O último a morrer foi o padre Vicente Soler. Era um religioso exemplar. Iniciou o ministério sacerdotal nas Filipinas, onde experimentou o rigor da perseguição político-religiosa ficando preso durante dezenove anos. Depois, passou pelas Américas de onde retornou para sua pátria. Durante seis anos, dirigiu a comunidade da Ordem em Andaluzia. Em 1926, foi eleito para ser o Superior. Ao aceitar o cargo, consagrou a Ordem à Nossa Senhora.


Vicente Soler e companheiros
Bem-aventurados +1936

Mas sentindo o avançar a idade Padre Soler decidiu se retirar para o Convento da cidade de Motril. Ali também se manteve ativo, renovou a Associação de Santa Rita, fundou o Círculo dos Trabalhadores Católicos e abriu uma escola noturna. A sua vida e o seu apostolado foi de zelo apostólico e de amor à Virgem, à São José e ao Sagrado Coração de Jesus. No dia 25 de julho o Convento foi invadido pelos soldados que fuzilaram cinco religiosos. Eram eles: Deogracias Palácios, Leon Inchausti, José Rada, Julian Moreno e o José Ricardo Díez. Dois padres conseguiram despistar os soldados. O hospital da cidade abrigou um deles. Era Vicente Pinilla que foi descoberto no dia seguinte, 26 de julho, e fuzilado na mesma hora. O outro era o Padre Soler, que se refugiou na casa de uma família cristã. Mas foi encontrado no dia 29 de julho, e levado como prisioneiro.

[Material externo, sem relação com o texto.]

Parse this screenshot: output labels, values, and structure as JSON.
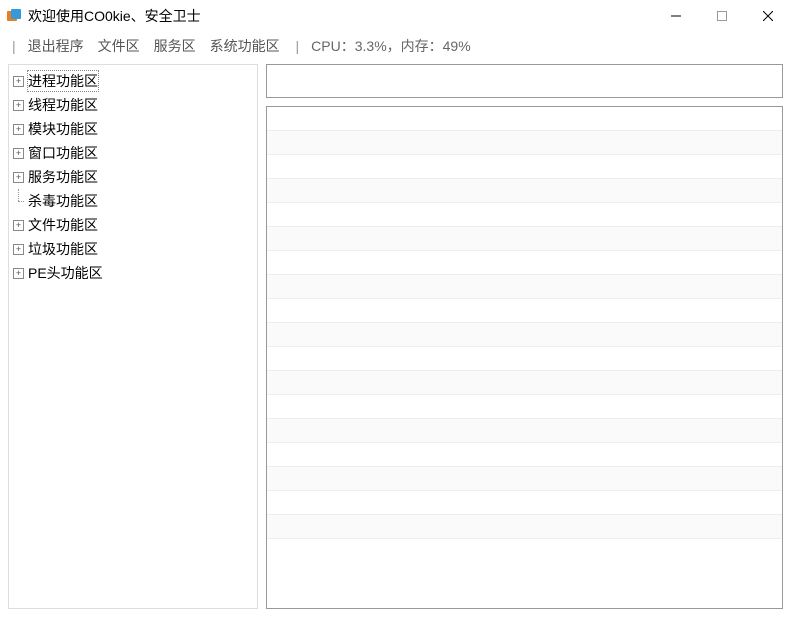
{
  "window": {
    "title": "欢迎使用CO0kie、安全卫士"
  },
  "menubar": {
    "items": [
      {
        "label": "退出程序"
      },
      {
        "label": "文件区"
      },
      {
        "label": "服务区"
      },
      {
        "label": "系统功能区"
      }
    ],
    "status": "CPU：3.3%，内存：49%"
  },
  "tree": {
    "items": [
      {
        "label": "进程功能区",
        "expandable": true,
        "selected": true
      },
      {
        "label": "线程功能区",
        "expandable": true,
        "selected": false
      },
      {
        "label": "模块功能区",
        "expandable": true,
        "selected": false
      },
      {
        "label": "窗口功能区",
        "expandable": true,
        "selected": false
      },
      {
        "label": "服务功能区",
        "expandable": true,
        "selected": false
      },
      {
        "label": "杀毒功能区",
        "expandable": false,
        "selected": false
      },
      {
        "label": "文件功能区",
        "expandable": true,
        "selected": false
      },
      {
        "label": "垃圾功能区",
        "expandable": true,
        "selected": false
      },
      {
        "label": "PE头功能区",
        "expandable": true,
        "selected": false
      }
    ]
  },
  "list": {
    "row_count": 18
  }
}
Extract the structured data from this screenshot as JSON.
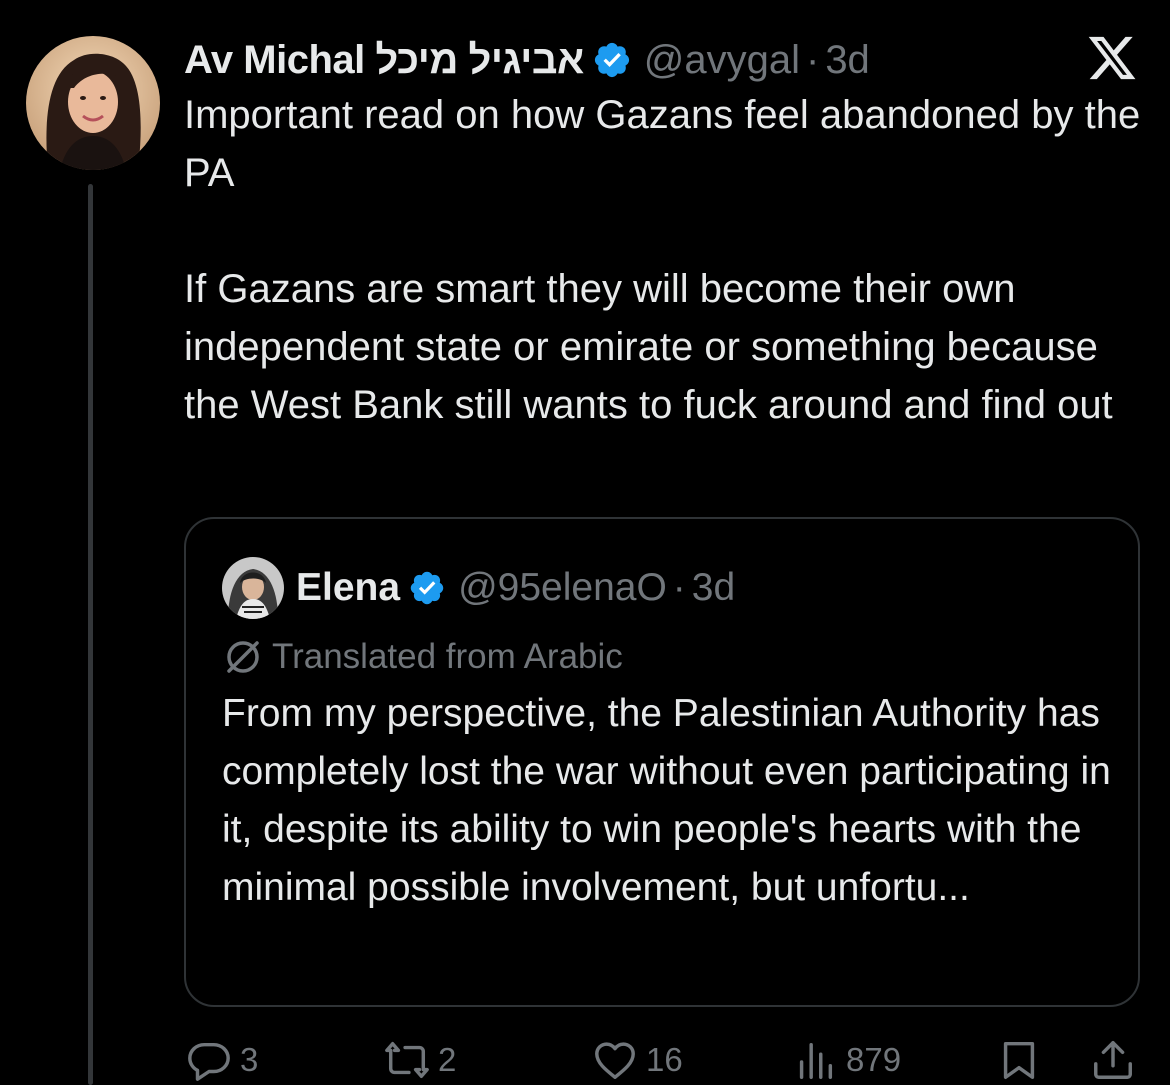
{
  "tweet": {
    "display_name": "Av Michal אביגיל מיכל",
    "handle": "@avygal",
    "separator": "·",
    "time": "3d",
    "text": "Important read on how Gazans feel abandoned by the PA\n\nIf Gazans are smart they will become their own independent state or emirate or something because the West Bank still wants to fuck around and find out",
    "avatar_icon": "profile-photo-woman",
    "verified_color": "#1d9bf0"
  },
  "quote": {
    "display_name": "Elena",
    "handle": "@95elenaO",
    "separator": "·",
    "time": "3d",
    "translated_label": "Translated from Arabic",
    "text": "From my perspective, the Palestinian Authority has completely lost the war without even participating in it, despite its ability to win people's hearts with the minimal possible involvement, but unfortu..."
  },
  "actions": {
    "replies": "3",
    "reposts": "2",
    "likes": "16",
    "views": "879"
  },
  "colors": {
    "background": "#000000",
    "text": "#e7e9ea",
    "muted": "#71767b",
    "border": "#2f3336",
    "accent": "#1d9bf0"
  }
}
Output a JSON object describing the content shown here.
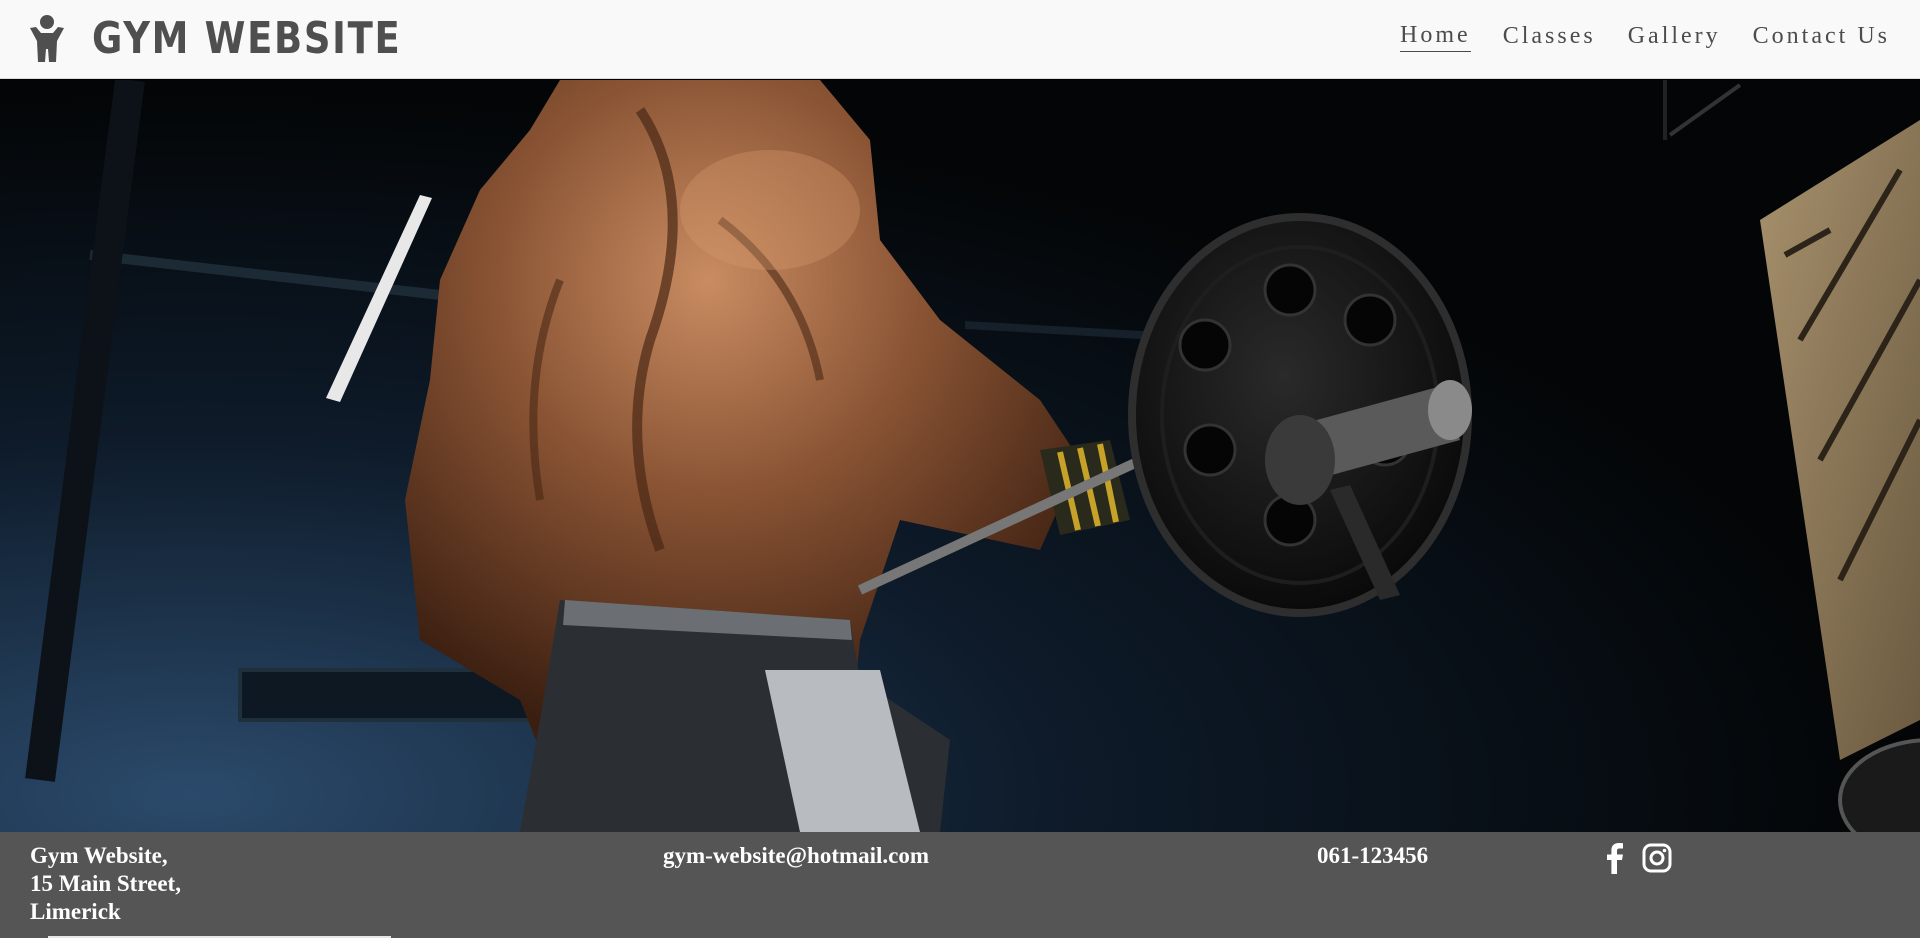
{
  "header": {
    "brand": "GYM WEBSITE",
    "brand_icon": "person-icon",
    "nav": [
      {
        "label": "Home",
        "active": true
      },
      {
        "label": "Classes",
        "active": false
      },
      {
        "label": "Gallery",
        "active": false
      },
      {
        "label": "Contact Us",
        "active": false
      }
    ]
  },
  "hero": {
    "image": "bodybuilder-lifting-barbell-photo"
  },
  "footer": {
    "address": [
      "Gym Website,",
      "15 Main Street,",
      "Limerick"
    ],
    "email": "gym-website@hotmail.com",
    "phone": "061-123456",
    "social": [
      "facebook-icon",
      "instagram-icon"
    ]
  },
  "colors": {
    "header_bg": "#f9f9f9",
    "brand_text": "#4f4f4f",
    "footer_bg": "#555555",
    "footer_text": "#ffffff"
  }
}
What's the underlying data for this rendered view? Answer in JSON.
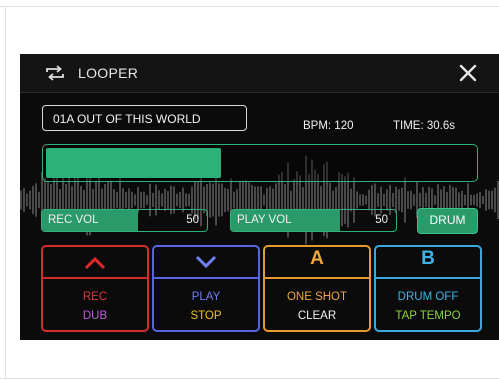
{
  "header": {
    "title": "LOOPER",
    "loop_icon": "loop-arrows-icon",
    "close_icon": "close-icon"
  },
  "song": {
    "name": "01A OUT OF THIS WORLD"
  },
  "info": {
    "bpm": "BPM: 120",
    "time": "TIME:  30.6s"
  },
  "progress": {
    "fraction": 0.41
  },
  "rec_vol": {
    "label": "REC VOL",
    "value": "50",
    "fraction": 0.58
  },
  "play_vol": {
    "label": "PLAY VOL",
    "value": "50",
    "fraction": 0.66
  },
  "drum": {
    "label": "DRUM"
  },
  "footswitches": [
    {
      "icon": "chevron-up-icon",
      "line1": "REC",
      "line2": "DUB",
      "color": "#d62b2b",
      "line1_color": "#d83a3a",
      "line2_color": "#c25adf"
    },
    {
      "icon": "chevron-down-icon",
      "line1": "PLAY",
      "line2": "STOP",
      "color": "#5566e0",
      "line1_color": "#6f7ff0",
      "line2_color": "#f0c020"
    },
    {
      "letter": "A",
      "line1": "ONE SHOT",
      "line2": "CLEAR",
      "color": "#e79a2e",
      "line1_color": "#f0a640",
      "line2_color": "#f2f2f2"
    },
    {
      "letter": "B",
      "line1": "DRUM OFF",
      "line2": "TAP TEMPO",
      "color": "#39a9e0",
      "line1_color": "#3fb4ea",
      "line2_color": "#8ed43c"
    }
  ],
  "colors": {
    "accent": "#2db07a",
    "background": "#0b0b0b"
  }
}
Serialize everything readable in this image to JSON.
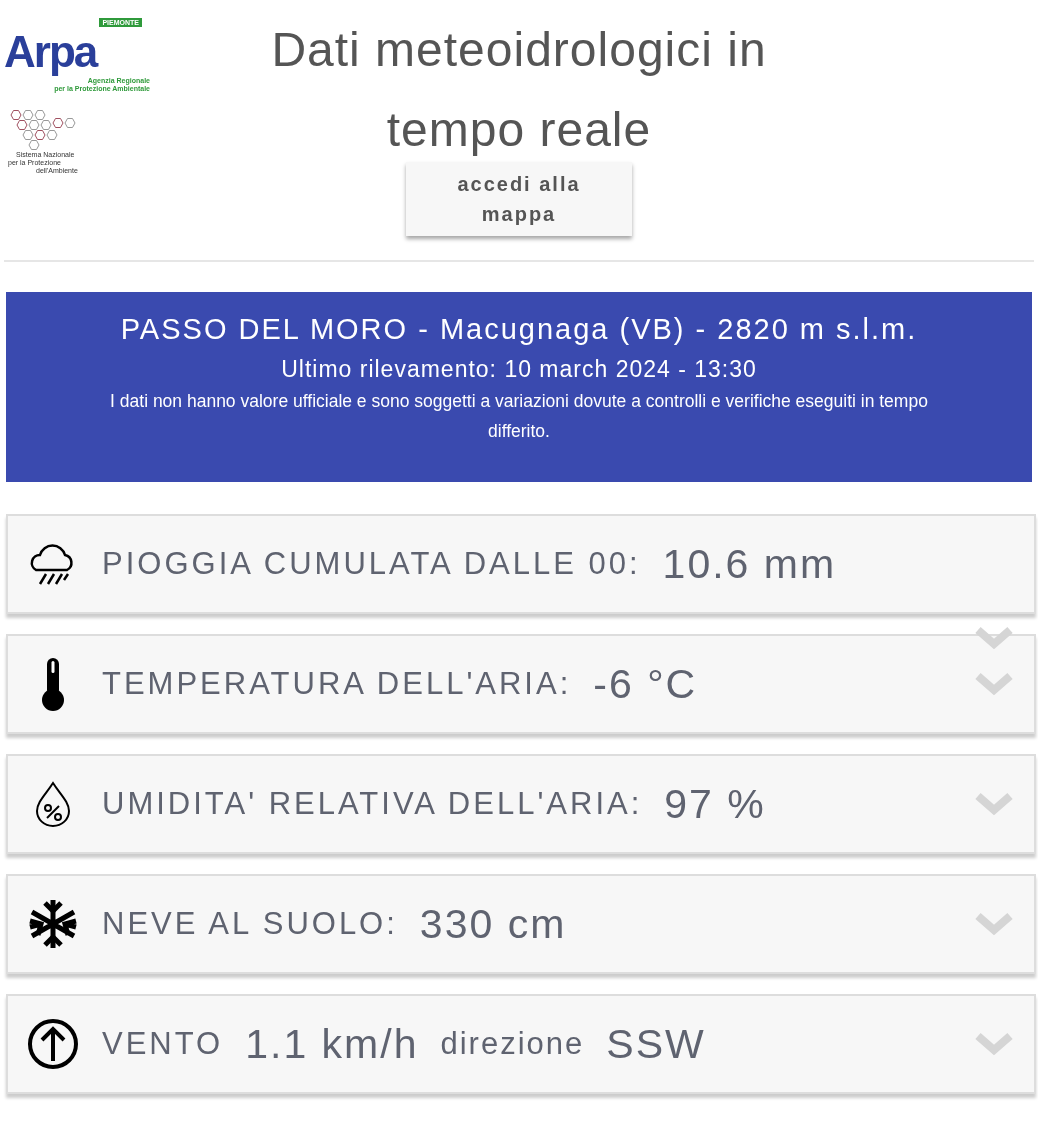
{
  "logos": {
    "arpa": {
      "region": "PIEMONTE",
      "name": "Arpa",
      "tagline": [
        "Agenzia Regionale",
        "per la Protezione Ambientale"
      ]
    },
    "snpa": {
      "lines": [
        "Sistema Nazionale",
        "per la Protezione",
        "dell'Ambiente"
      ]
    }
  },
  "title": "Dati meteoidrologici in tempo reale",
  "map_button": "accedi alla mappa",
  "station": {
    "name": "PASSO DEL MORO - Macugnaga (VB) - 2820 m s.l.m.",
    "last_reading": "Ultimo rilevamento: 10 march 2024 - 13:30",
    "disclaimer": "I dati non hanno valore ufficiale e sono soggetti a variazioni dovute a controlli e verifiche eseguiti in tempo differito."
  },
  "measures": [
    {
      "kind": "rain",
      "label": "PIOGGIA CUMULATA DALLE 00:",
      "value": "10.6 mm",
      "chevron": true,
      "chevron_misaligned": true
    },
    {
      "kind": "temperature",
      "label": "TEMPERATURA DELL'ARIA:",
      "value": "-6 °C",
      "chevron": true,
      "chevron_misaligned": false
    },
    {
      "kind": "humidity",
      "label": "UMIDITA' RELATIVA DELL'ARIA:",
      "value": "97 %",
      "chevron": true,
      "chevron_misaligned": false
    },
    {
      "kind": "snow",
      "label": "NEVE AL SUOLO:",
      "value": "330 cm",
      "chevron": true,
      "chevron_misaligned": false
    },
    {
      "kind": "wind",
      "label": "VENTO",
      "value": "1.1 km/h",
      "direction_label": "direzione",
      "direction": "SSW",
      "chevron": true,
      "chevron_misaligned": false
    }
  ]
}
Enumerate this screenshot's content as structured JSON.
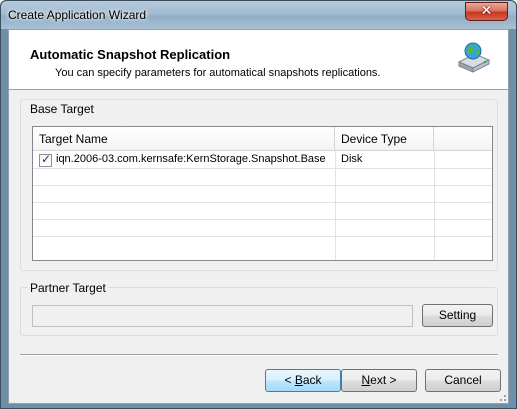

Na prisão, ele rezava com os prisioneiros, administrava o sacramento da penitência, tendo inclusive convertido alguns. Por ter sobrevivido à prisão nas Filipinas, se mantinha alegre e os distraia contando fatos engraçados de sua vida missionária.

No dia 15 de agosto, festa da Assunção de Nossa Senhora, todos os prisioneiros foram chamados para a execução. Naquele dia seriam fuzilados apenas dezoito. Ao ver o desespero de um pobre pai de oito filhos, Padre Soler, pediu para substituí-lo. Porém, seu pedido foi negado, porque o seu nome já se encontrava na lista. No décimo lugar. E a sua caridade não se limitou a este gesto heróico. Ele dava a absolvição àqueles que seguiam para a morte. Também deu a absolvição ao décimo primeiro condenado, antes dele próprio ser fuzilado. Este prisioneiro era um jovem que pertencia à Ação Católica, e, apesar de ter sido atingido com três tiros, se fez de morto, sobrevivendo à execução. Foi ele que contou todos os detalhes sobre o período na prisão e a morte do padre Vicente Soler.

Os sete religiosos recoletos mártires de Motril, vítimas do ódio à fé, foram beatificados pelo Papa João Paulo II, em 1999. O culto litúrgico foi decretado para o dia de suas respectivas mortes. A celebração do Beato Vicente Soler ocorre no dia 15 de agosto.

Bem-Aventurados Vicente Soler e Companheiros... Rogai por nós!